I thought about Chris’s teachings and the permaculture design philosophy, as I began to explore the scriptures for this Palm Sunday. It is a strange Sunday for many of us, mixing two liturgical traditions into one. We have the “Liturgy of the Palms” with Christ’s triumphal entry into Jerusalem in celebration of Palm Sunday. Then, by the end of the service, we’ve moved to Christ’s passion in advance of Good Friday. How do we make sense of the whiplash of this Sunday? How do we preach at the intersection of Jesus the god/king come to set the world right and Jesus the suffering human who feels all of the abandonment and alienation of human life?

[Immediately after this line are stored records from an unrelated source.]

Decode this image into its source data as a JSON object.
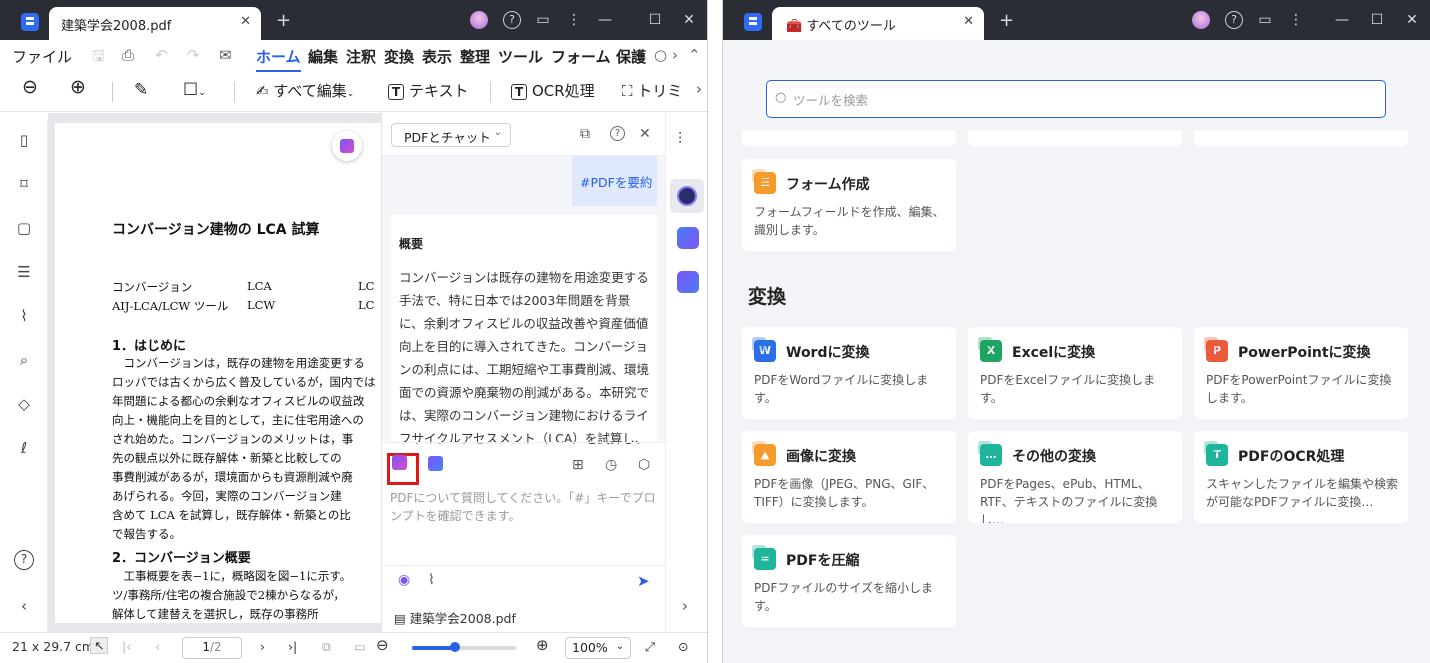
{
  "left_window": {
    "tab_title": "建築学会2008.pdf",
    "menu": [
      "ファイル",
      "ホーム",
      "編集",
      "注釈",
      "変換",
      "表示",
      "整理",
      "ツール",
      "フォーム",
      "保護"
    ],
    "active_menu": "ホーム",
    "toolbar": {
      "edit_all": "すべて編集",
      "text": "テキスト",
      "ocr": "OCR処理",
      "trim": "トリミ"
    },
    "document": {
      "title": "コンバージョン建物の LCA 試算",
      "kw_row1": [
        "コンバージョン",
        "LCA",
        "LC"
      ],
      "kw_row2": [
        "AIJ-LCA/LCW ツール",
        "LCW",
        "LC"
      ],
      "h1": "1．はじめに",
      "p1": [
        "　コンバージョンは，既存の建物を用途変更する",
        "ロッパでは古くから広く普及しているが，国内では",
        "年問題による都心の余剰なオフィスビルの収益改",
        "向上・機能向上を目的として，主に住宅用途への",
        "され始めた。コンバージョンのメリットは，事",
        "先の観点以外に既存解体・新築と比較しての",
        "事費削減があるが，環境面からも資源削減や廃",
        "あげられる。今回，実際のコンバージョン建",
        "含めて LCA を試算し，既存解体・新築との比",
        "で報告する。"
      ],
      "h2": "2．コンバージョン概要",
      "p2": [
        "　工事概要を表−1に，概略図を図−1に示す。",
        "ツ/事務所/住宅の複合施設で2棟からなるが，",
        "解体して建替えを選択し，既存の事務所"
      ]
    },
    "chat": {
      "mode": "PDFとチャット",
      "user_message": "#PDFを要約",
      "answer_heading": "概要",
      "answer_body": "コンバージョンは既存の建物を用途変更する手法で、特に日本では2003年問題を背景に、余剰オフィスビルの収益改善や資産価値向上を目的に導入されてきた。コンバージョンの利点には、工期短縮や工事費削減、環境面での資源や廃棄物の削減がある。本研究では、実際のコンバージョン建物におけるライフサイクルアセスメント（LCA）を試算し、解体",
      "prompt_placeholder": "PDFについて質問してください。「#」キーでプロンプトを確認できます。",
      "file_name": "建築学会2008.pdf"
    },
    "status": {
      "page_size": "21 x 29.7 cm",
      "page_current": "1",
      "page_total": "/2",
      "zoom": "100%",
      "zoom_fraction": 0.41
    }
  },
  "right_window": {
    "tab_title": "すべてのツール",
    "search_placeholder": "ツールを検索",
    "form_card": {
      "title": "フォーム作成",
      "desc": "フォームフィールドを作成、編集、識別します。",
      "color": "#f59b2b"
    },
    "convert_section": "変換",
    "cards": [
      {
        "title": "Wordに変換",
        "desc": "PDFをWordファイルに変換します。",
        "color": "#2b6fe6",
        "glyph": "W"
      },
      {
        "title": "Excelに変換",
        "desc": "PDFをExcelファイルに変換します。",
        "color": "#1fa463",
        "glyph": "X"
      },
      {
        "title": "PowerPointに変換",
        "desc": "PDFをPowerPointファイルに変換します。",
        "color": "#ea5a3c",
        "glyph": "P"
      },
      {
        "title": "画像に変換",
        "desc": "PDFを画像（JPEG、PNG、GIF、TIFF）に変換します。",
        "color": "#f59b2b",
        "glyph": "▲"
      },
      {
        "title": "その他の変換",
        "desc": "PDFをPages、ePub、HTML、RTF、テキストのファイルに変換し…",
        "color": "#1fb59a",
        "glyph": "…"
      },
      {
        "title": "PDFのOCR処理",
        "desc": "スキャンしたファイルを編集や検索が可能なPDFファイルに変換…",
        "color": "#1fb59a",
        "glyph": "T"
      },
      {
        "title": "PDFを圧縮",
        "desc": "PDFファイルのサイズを縮小します。",
        "color": "#1fb59a",
        "glyph": "="
      }
    ]
  }
}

The inclusion of the kenosis hymn of Philippians in the Revised Common Lectionary is a gift that provides us with a key for understanding.

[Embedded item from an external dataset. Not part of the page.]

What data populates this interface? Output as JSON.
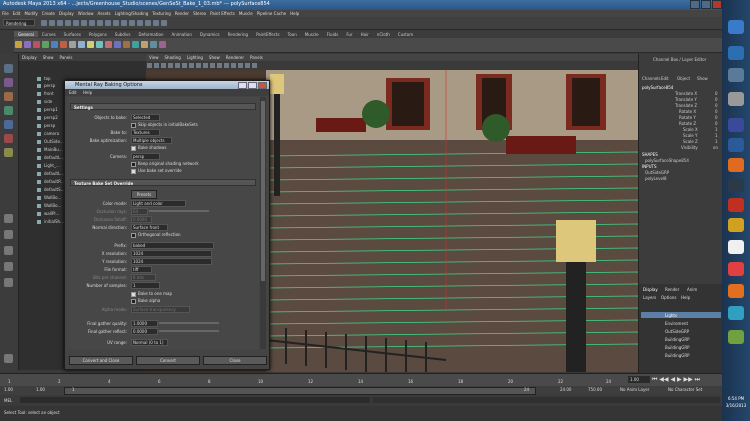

I’ve found Sarah Coakley’s essay “Kenosis and Subversion,” to a be a great help in discerning the meaning of the kenotic act of Christ. In answering the objections of some feminist critics of the idea of self-emptying, Coakley agrees that there are parts of the tradition that “insidiously fuel masculinist purposes, masculinist vision of the subduing of the weaker by the stronger.” She means here particular ways in which early theologians understood the relationship of Christ’s divinity to Christ’s humanity.
To return to our agricultural metaphors, this idea reflects the practice of industrial agriculture. In industrial agriculture, the landscape is simply a place to play out human vision. Marshes are drained, creeks rerouted, rivers damned, hills made plane. It is human vision and mind that forms the earth, shaping and crafting it to human ends.
This is not unlike the view of Christ’s nature that “teetered towards the ‘docetic’” in Coakley’s reading; a view that saw Christ’s humanity as a thing more of appearance than actual weakness or limit, a view that saw his Passion as something more pretended than actual. It is as though the human body Christ occupied were simply a tool for a very present divine puppetry not unlike the landscape simply being a tool for industrial agriculture’s mix of chemicals and engineered seeds.
This dominating strain is also in view, I think, in the celebrations of the people during Jesus’s triumphal entry. While Jesus rode into Jerusalem as a deliberate sign of the servant king he is, it seems that some of the people saw him instead as a conquering warrior god/king who would vanquish the agents of oppression through violence. That Jesus failed to live into this vision offers much for our understanding of the whiplash that comes with the quick move to Christ’s Passion.
In the Passion we see the fullness of Christ’s kenotic form of life, the most poignant expression of his vulnerability. Though he could obviously have saved himself as voices from the crowd call for him to do, Jesus refuses the control and power of such an action, choosing instead to live into the full fragility of human life, even the suffering that brought ultimate alienation. In doing so, Jesus opened for us the possibility of new life, that our own minds might be as Christ’s own.
A permaculture garden, or farm, is a place of diversity, attention, and care. It is a place of continual work and astonishment that embraces the power of vulnerability. It is also a place of patience, which seems to be a common trait of all non-coercive paths. But when it begins to work, when the relationships of plants and animals, water and soil, that have been carefully cultivated begin to live into their flourishing, it is a far more resilient ecosystem than anything industrial agriculture could imagine.
In the kenotic path of Christ, we see such a path of resilience and more than resilience. In Christ’s powerful vulnerability the possibility of resurrection is opened for us all as we follow the one whose name is above all others, before whom every knee shall bow, not because of his violent victory, but because of his self-emptying vulnerability.